There's a big gap between "if, if, if" in the latter article—it did turn out Michigan had enough to eliminate the failure to monitor allegation, for all the good that did for Rodriguez's employment prospects—and "expect not only a show cause but significant individual penalties."
FWIW, that's a Bruce Hooley article. Hooley's the guy who went ape on the radio about this whole thing and is apparently going whole hog in an effort to become a guy who makes money by being hated. He's not exactly unbiased.
BONUS: Eleven Warriors is totally right that Stanley McClover claiming he got cash from OSU and MSU isn't going to amount to anything, but I loved to imagine an Ohio State fan who was one of the legion saying "I remember when he decommitted, not surprised there was some funny business going on there" watching the HBO special and going from smug to outraged in the space of an anecdote.
BONUS BONUS: Tressel situation "totally unacceptable," OSU president says!
Oregon State president Ed Ray was executive vice president and provost at Ohio State in 2001, and had input into the hiring of Tressel.
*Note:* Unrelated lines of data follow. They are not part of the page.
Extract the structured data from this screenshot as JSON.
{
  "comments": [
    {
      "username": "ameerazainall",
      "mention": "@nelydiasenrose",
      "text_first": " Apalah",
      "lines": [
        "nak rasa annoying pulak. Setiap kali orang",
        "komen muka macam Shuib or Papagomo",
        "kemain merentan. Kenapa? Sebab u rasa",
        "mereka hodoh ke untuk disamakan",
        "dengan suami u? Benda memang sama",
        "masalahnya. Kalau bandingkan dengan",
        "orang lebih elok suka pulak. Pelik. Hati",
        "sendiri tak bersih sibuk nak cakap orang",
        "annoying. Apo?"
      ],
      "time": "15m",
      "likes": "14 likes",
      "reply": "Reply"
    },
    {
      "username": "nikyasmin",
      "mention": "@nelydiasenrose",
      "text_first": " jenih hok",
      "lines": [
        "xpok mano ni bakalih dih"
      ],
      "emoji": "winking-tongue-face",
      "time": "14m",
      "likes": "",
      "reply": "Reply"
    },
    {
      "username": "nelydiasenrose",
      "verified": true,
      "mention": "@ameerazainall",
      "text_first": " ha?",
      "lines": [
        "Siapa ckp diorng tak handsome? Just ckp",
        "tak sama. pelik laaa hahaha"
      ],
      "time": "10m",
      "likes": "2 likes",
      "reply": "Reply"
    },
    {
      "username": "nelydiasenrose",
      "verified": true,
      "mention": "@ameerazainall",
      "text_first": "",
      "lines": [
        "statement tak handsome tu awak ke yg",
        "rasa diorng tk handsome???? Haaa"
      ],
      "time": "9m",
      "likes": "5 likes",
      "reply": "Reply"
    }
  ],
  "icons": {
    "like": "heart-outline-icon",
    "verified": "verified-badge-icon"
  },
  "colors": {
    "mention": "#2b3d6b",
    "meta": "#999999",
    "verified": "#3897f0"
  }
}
He’s now chairman of the NCAA executive committee, and told Rachel Bachman of The Oregonian that “this whole episode to me is beyond the pale. It’s totally unacceptable. I’m pretty disappointed and startled by it all.”
Goddammit, Sporting News headline writers. I hate you so much.
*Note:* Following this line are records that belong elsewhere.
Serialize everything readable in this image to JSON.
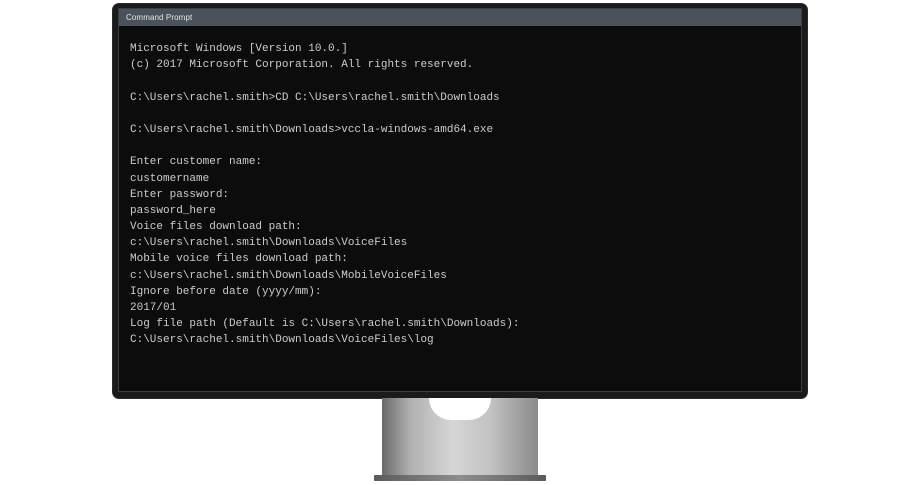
{
  "window": {
    "title": "Command Prompt"
  },
  "console": {
    "lines": [
      "Microsoft Windows [Version 10.0.]",
      "(c) 2017 Microsoft Corporation. All rights reserved.",
      "",
      "C:\\Users\\rachel.smith>CD C:\\Users\\rachel.smith\\Downloads",
      "",
      "C:\\Users\\rachel.smith\\Downloads>vccla-windows-amd64.exe",
      "",
      "Enter customer name:",
      "customername",
      "Enter password:",
      "password_here",
      "Voice files download path:",
      "c:\\Users\\rachel.smith\\Downloads\\VoiceFiles",
      "Mobile voice files download path:",
      "c:\\Users\\rachel.smith\\Downloads\\MobileVoiceFiles",
      "Ignore before date (yyyy/mm):",
      "2017/01",
      "Log file path (Default is C:\\Users\\rachel.smith\\Downloads):",
      "C:\\Users\\rachel.smith\\Downloads\\VoiceFiles\\log"
    ]
  },
  "colors": {
    "console_background": "#0c0c0c",
    "console_text": "#cccccc",
    "titlebar": "#4a535b"
  }
}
BONUS BONUS BONUS: Is it possible to see Rich Rodriguez these days and not think he's constantly fighting the urge to kill everyone in the room?
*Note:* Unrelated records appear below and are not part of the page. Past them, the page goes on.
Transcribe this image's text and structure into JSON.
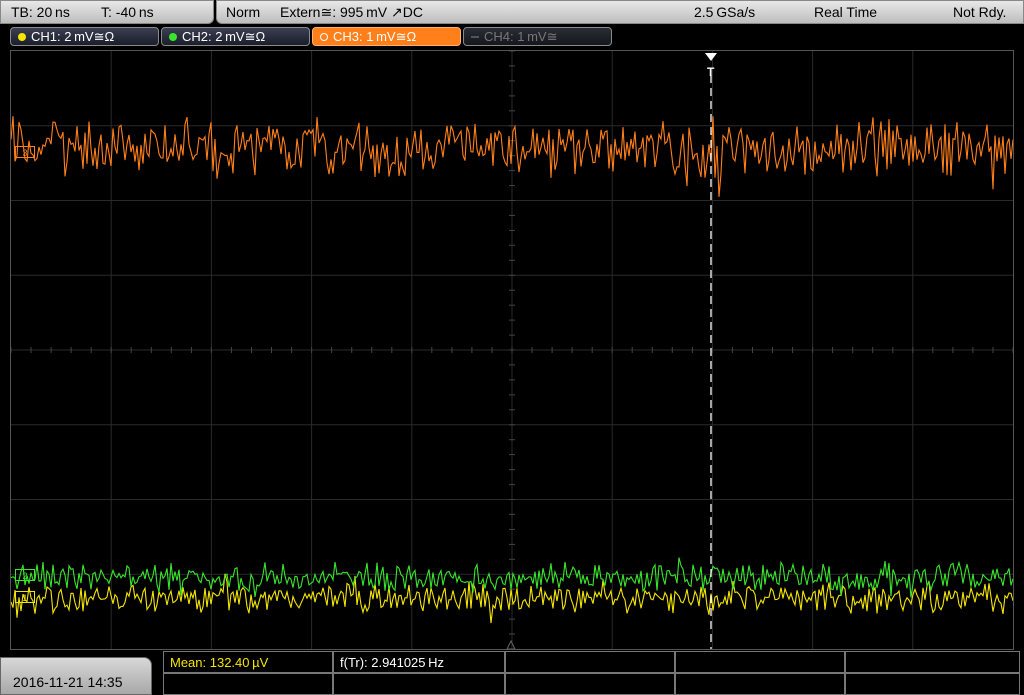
{
  "topbar": {
    "timebase": "TB: 20 ns",
    "trigger_time": "T: -40 ns",
    "mode": "Norm",
    "trigger_source": "Extern≅: 995 mV ↗DC",
    "sample_rate": "2.5 GSa/s",
    "acq_mode": "Real Time",
    "status": "Not Rdy."
  },
  "channels": [
    {
      "label": "CH1: 2 mV≅Ω",
      "color": "#f5e600",
      "state": "on"
    },
    {
      "label": "CH2: 2 mV≅Ω",
      "color": "#39e62c",
      "state": "on"
    },
    {
      "label": "CH3: 1 mV≅Ω",
      "color": "#ff7f1a",
      "state": "active"
    },
    {
      "label": "CH4: 1 mV≅",
      "color": "#666666",
      "state": "off"
    }
  ],
  "markers": {
    "trigger": "T",
    "ch1": "1",
    "ch2": "2",
    "ch3": "3"
  },
  "measurements": {
    "mean": "Mean: 132.40 µV",
    "freq": "f(Tr): 2.941025 Hz"
  },
  "footer": {
    "datetime": "2016-11-21 14:35"
  },
  "trace_colors": {
    "ch1": "#f5e600",
    "ch2": "#39e62c",
    "ch3": "#ff7f1a"
  }
}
Three years ago I was a broken thumb away from a national championship game. I was a hero. I invented the spread offense.
Now everyone in two states hates me and thinks I'm retarded. A month ago I interviewed my replacement—who walked into Denard Robinson and Jim Tressel making my fake NCAA violations look like the Nobel Peace Prize—on television. Right this instant I'm staring at Jason Whitlock, surrounded by men in suits. Jason Whitlock. Suits. Whitlocksuits. whssiiisisfi
FFFFFUUUUUUUUUUUUUUUUUUUUUUUUUU /goes Falling Down on universe
"It is not often that you have to stare the death of your basketball program in the face". Matt Painter's flirtation with Missouri was an earth-shaking event for Purdue fans. For confirmation a quick check of the first two pages at Hammer and Rails will suffice. Open letter: check. Open thread soaring well past a thousand comments: check. Bolded quote: check. Wholesale demolition of your entire athletic department:
Check. The answer is pretty much "yes"; contained within the link is a more comprehensive explosion of an athletic department than you'll find anywhere. IU fans should bookmark it for future e-peen wars. It incidentally makes you go "whoah" halfway through:
Total Number of Big Ten Championships as of spring 2009:
Michigan 347
Illinois 228
Ohio State 185
Wisconsin 180
Indiana 162
Minnesota 154
Iowa 104
Michigan State 81
Northwestern 69
Purdue 67
Penn State 50
Nebraska 0 (obviously)
Michigan has a lot of sports and has been around a lot of years but holy crap, man. That doesn't even include hockey.
And now for a completely different tangent on Painter. I've been annoyed at Braves & Birds' theory that the Big Ten has been disappointing in football because it hires losers like Ron Zook and nuts like Tim Brewster over actual football coaches. Lately I'm just annoyed it's right. It's hard to dispute after the latest round of hires from the Richest Conference In The Universe is MAC and Mountain West guys with iffy records. None of these guys are Bobby Petrino.
Painter has been wildly successful. Missouri is locked into an abusive relationship with Texas and would have punched a swan to get into the Big Ten this summer. Their TV contract sucks. They have little cachet outside their home state. They do not have a network that drops by every once in a while to drop off a new diamond boat. If Purdue had been too cheap to keep him that would have been a stunning indictment of Purdue, and I think that would have bled over into the entire mentality of a conference that really expects people to call its conferences "Legends and Leaders."
As it is the fact that it was even close is a mild indictment.
Etc.: Gasaway on his lack of moral outrage at NCAA amateurism. Incoming goalie John Gibson interviewed.